President of Israel Reuven Rivlin dedicated an afternoon to plant endangered wildflower seeds in his home garden in honor of the Jewish New Year 5780. Joined by Jerusalem families as well as the Jerusalem Botanical Gardens (JBG) team, President Rivlin spoke about the importance of planting local wildflowers in home gardens.

A year in bloom! These rare wildlife seeds, which are endangered, are seeds of hope and much love. Love for the nature that brings us comfort, love of man, earth and plants. The seeds we planted last weekend marked the New Year in the garden of the President’s house, as part of a special and important campaign for saving endangered wildflowers, at the initiative of the Jerusalem Botanical Garden. I invite you too to take part and plant local wildflowers in your gardens.

President of Israel, Reuven Rivlin

Rivlin went on to invite the public to take part and plant local wildflowers in their own outdoor spaces, supporting the Jerusalem Botanical Garden’s Wildflower Seeds Project, sharing the dissemination of rare wildflower seeds. Some of these seeds and their plants are in danger of extinction. The Garden stands as a refuge for the cultivation of these seeds and their continued existence in the Israeli floral sphere.

Wildflower Seeds Project: A Collective Venture

A collective venture between the Friends of the Jerusalem Botanical Gardens and the JBG Hub for Urban Sustainability, the Wildflower Seed Project consists of volunteer groups representing a microcosm of Jerusalem’s many communities, who see to it that these wildflowers and their seeds continue to prosper. Friends of the Jerusalem Botanical Gardens have been volunteering at the JBG for more than 30 years and spend half a day each at the Gardens. ALUT, Israel’s Society for Adults and Children with Autism, and REUT, providing community vocations for those with psychiatric, physical, and intellectual disabilities in Israel are also both active supporters in the quest to bring wildflowers back into gardens or otherwise. The HUB’s popular Gardening Club includes English, Hebrew and Arabic volunteers.

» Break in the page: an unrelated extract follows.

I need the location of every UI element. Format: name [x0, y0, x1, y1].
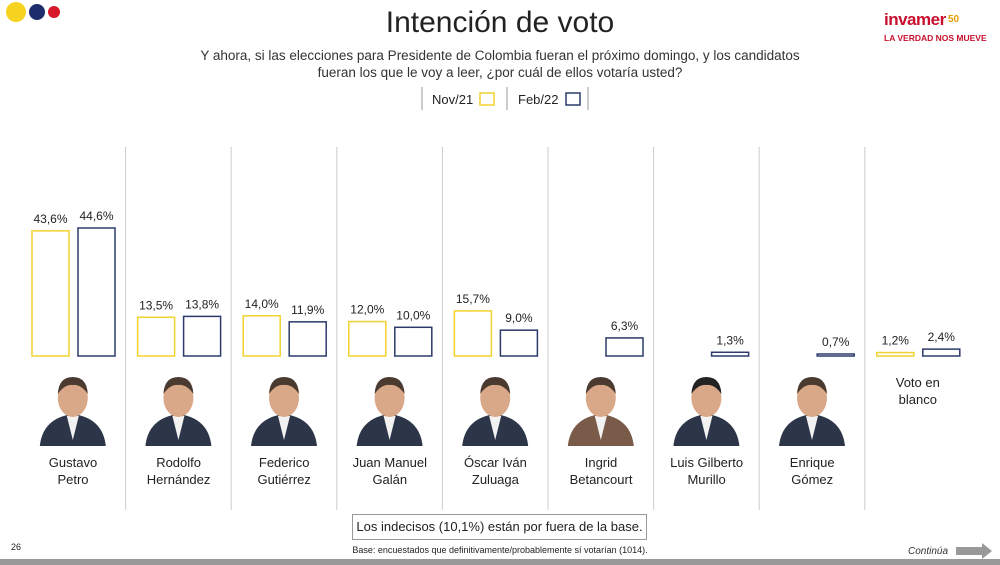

The aims of this Wildflower Seed Project are twofold. Firstly, the project introduces distinct wildflowers into Jerusalem’s gardens. Many of these plants are water saving; they do not need to be watered beyond the winter rains and can grow heartily in shade, which is a characteristic of many backyard gardens in urban Jerusalem. Thus these plants are easily cared for, making wildflowers a popular choice when choosing seeds to plant. Secondly, volunteers whether weekly or monthly, are able to participate in a meaningful social task and feel as if they are part of something bigger, while simultaneously engaging in nature conservation.

An endangered and rare plant, for example, the Campanula peregrina L. or bellflower, characterized by a bell shape with many tiny seedlings, had been native to the northern region of the Galilee but was bordering on extinction. Remaining seeds were collected, transported and grown in the JBG. Volunteers helped to plant these seeds, watered them, and collected the plantlets to be sent to Israel’s Nature and Parks Authority. In addition to supporting nature reserves, the volunteers also package wildflower seeds to be sold in greenhouses as well as donated to Jerusalem’s Kindergarten classes, so that young children can see firsthand the experiential wonder of gardening and the growing process.

The Jerusalem Botanical Gardens is a place where all facets of society can connect with the plant world, and learn to appreciate and protect it. The Wildflower Seed Project, like the JBG which founded it, truly assists plants in growing people, with social and community programming designed to enrich the lives of all those who come into contact with its distinct seeds.